A lil’ bit nerdy here. So if anyone does not like all that computer stuff skip to the LAST LINE.
The trouble.
It all started when I bought my first wireless router D-Link DIR 320. It looked fine. Started working in seconds and was pretty easy to configure. I was really happy but the I suddenly saw that I can’t reach my favorite finance site. Sites may be down, I thought. the next day I checked out at work and the it revealed to working just fine. But back at home I couldn’t reach it again. I looked as it was downloading it forever..
The struggle
I played with DNS, learned that google’s DNS is todays probably the most reliable one and easy to remember – 8.8.8.8. Pinged the websites but nothing really helped. Even if I was able to reach the main page after numerous pings – it all died just after browser/router reboot.
I asked network administrators and friends but noone could give me a real solution. the best answer I’ve heard – do you really need those sites? Forget ’em – everything else is working just fine 🙂 Marvelous 🙁
The Solution
I posted my problem on one of the network community threads. After standard advises to update firmware and disable the firewall I was recommended to change the MTU. To a value of 1480. Magic number.
I changed it and it worked. **BUT **I will never be satisfied with a short win:) I began digging to understand the “magic”. So the first post I found was http://forums.techguy.org/networking/475606-dsl-download-speed-sucks.html. Using it found out that actually the working setting of 1480 produces next awful things:

C:WINDOWSsystem32>ping yahoo.com -f -l 1480

Pinging yahoo.com [69.147.125.65] with 1480 bytes of data:

Packet needs to be fragmented but DF set.  
Packet needs to be fragmented but DF set.  
Packet needs to be fragmented but DF set.  
Packet needs to be fragmented but DF set.

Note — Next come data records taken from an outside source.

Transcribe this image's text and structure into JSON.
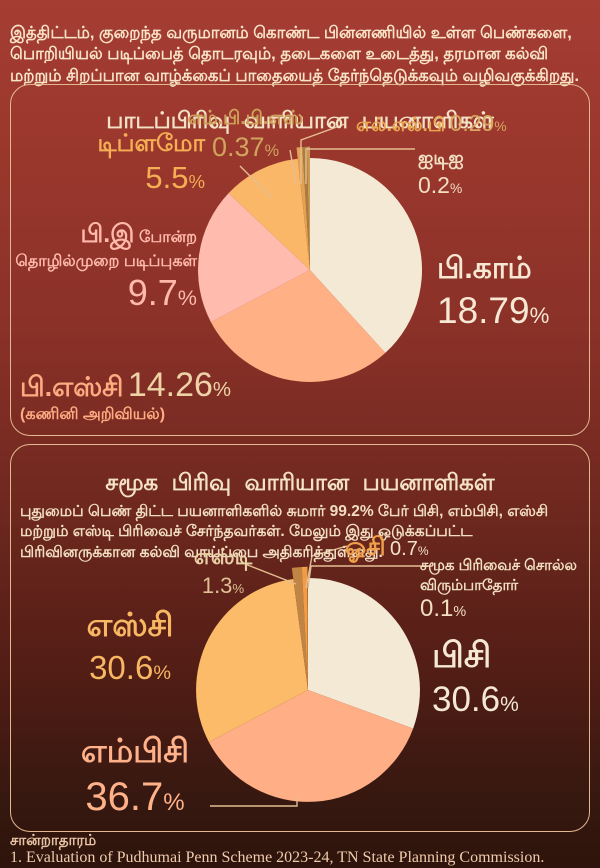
{
  "pct": "%",
  "palette": {
    "background_top": "#a53d33",
    "background_bottom": "#2e140c",
    "card_border": "#e4b88f",
    "title_text": "#f3e2c6"
  },
  "intro": "இத்திட்டம், குறைந்த வருமானம் கொண்ட பின்னணியில் உள்ள பெண்களை, பொறியியல் படிப்பைத் தொடரவும், தடைகளை உடைத்து, தரமான கல்வி மற்றும் சிறப்பான வாழ்க்கைப் பாதையைத் தேர்ந்தெடுக்கவும் வழிவகுக்கிறது.",
  "card1": {
    "title": "பாடப்பிரிவு வாரியான பயனாளிகள்",
    "mbbs": {
      "name": "எம்.பி.பி.எஸ்",
      "value": "0.37"
    },
    "llb": {
      "name": "எல்.எல்.பி",
      "value": "0.29"
    },
    "iti": {
      "name": "ஐடிஐ",
      "value": "0.2"
    },
    "diploma": {
      "name": "டிப்ளமோ",
      "value": "5.5"
    },
    "be": {
      "name_big": "பி.இ",
      "name_small": "போன்ற",
      "name_line2": "தொழில்முறை படிப்புகள்",
      "value": "9.7"
    },
    "bcom": {
      "name": "பி.காம்",
      "value": "18.79"
    },
    "bsc": {
      "name": "பி.எஸ்சி",
      "value": "14.26",
      "sub": "(கணினி அறிவியல்)"
    }
  },
  "card2": {
    "title": "சமூக பிரிவு வாரியான பயனாளிகள்",
    "body": "புதுமைப் பெண் திட்ட பயனாளிகளில் சுமார் 99.2% பேர் பிசி, எம்பிசி, எஸ்சி மற்றும் எஸ்டி பிரிவைச் சேர்ந்தவர்கள். மேலும் இது ஒடுக்கப்பட்ட பிரிவினருக்கான கல்வி வாய்ப்பை அதிகரித்துள்ளது.",
    "st": {
      "name": "எஸ்டி",
      "value": "1.3"
    },
    "oc": {
      "name": "ஓசி",
      "value": "0.7"
    },
    "na": {
      "name_line1": "சமூக பிரிவைச் சொல்ல",
      "name_line2": "விரும்பாதோர்",
      "value": "0.1"
    },
    "sc": {
      "name": "எஸ்சி",
      "value": "30.6"
    },
    "bc": {
      "name": "பிசி",
      "value": "30.6"
    },
    "mbc": {
      "name": "எம்பிசி",
      "value": "36.7"
    }
  },
  "source": {
    "heading": "சான்றாதாரம்",
    "line1": "1. Evaluation of Pudhumai Penn Scheme 2023-24, TN State Planning Commission."
  },
  "chart_data": [
    {
      "type": "pie",
      "title": "பாடப்பிரிவு வாரியான பயனாளிகள்",
      "unit": "%",
      "start": "top",
      "direction": "clockwise",
      "slices": [
        {
          "label": "பி.காம்",
          "value": 18.79,
          "color": "#f4e9d4"
        },
        {
          "label": "பி.எஸ்சி (கணினி அறிவியல்)",
          "value": 14.26,
          "color": "#ffb085"
        },
        {
          "label": "பி.இ போன்ற தொழில்முறை படிப்புகள்",
          "value": 9.7,
          "color": "#ffbcae"
        },
        {
          "label": "டிப்ளமோ",
          "value": 5.5,
          "color": "#fbb768"
        },
        {
          "label": "எம்.பி.பி.எஸ்",
          "value": 0.37,
          "color": "#e0a254"
        },
        {
          "label": "எல்.எல்.பி",
          "value": 0.29,
          "color": "#aa7c3e"
        },
        {
          "label": "ஐடிஐ",
          "value": 0.2,
          "color": "#c89a55"
        }
      ]
    },
    {
      "type": "pie",
      "title": "சமூக பிரிவு வாரியான பயனாளிகள்",
      "unit": "%",
      "start": "top",
      "direction": "clockwise",
      "slices": [
        {
          "label": "பிசி",
          "value": 30.6,
          "color": "#f4e9d4"
        },
        {
          "label": "எம்பிசி",
          "value": 36.7,
          "color": "#ffae85"
        },
        {
          "label": "எஸ்சி",
          "value": 30.6,
          "color": "#fbbb69"
        },
        {
          "label": "எஸ்டி",
          "value": 1.3,
          "color": "#c08544"
        },
        {
          "label": "ஓசி",
          "value": 0.7,
          "color": "#f29d45"
        },
        {
          "label": "சமூக பிரிவைச் சொல்ல விரும்பாதோர்",
          "value": 0.1,
          "color": "#9c6a33"
        }
      ]
    }
  ]
}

Ping statistics for 69.147.125.65:  
    Packets: Sent = 4, Received = 0, Lost = 4 (100% loss),

And following the article’s advice:

C:WINDOWSsystem32>ping yahoo.com -f -l 1452

Pinging yahoo.com [69.147.125.65] with 1452 bytes of data:

Reply from 69.147.125.65: bytes=1452 time=16ms TTL=58  
Reply from 69.147.125.65: bytes=1452 time=14ms TTL=58  
Reply from 69.147.125.65: bytes=1452 time=16ms TTL=58  
Reply from 69.147.125.65: bytes=1452 time=15ms TTL=58  
Ping statistics for 69.147.125.65:  
Packets: Sent = 4, Received = 4, Lost = 0 (0% loss),  
Approximate round trip times in milli-seconds:  
Minimum = 14ms, Maximum = 16ms, Average = 15ms

What is the optimum MTU for YOUR network is still a question – I found mine to be still 1480 :D. But I think this might be worth remembering for the future “practices”

LAST LINE: if you can’t reach some websites after installing the router – try changing MTU in router connection properties to 1500 or 1480.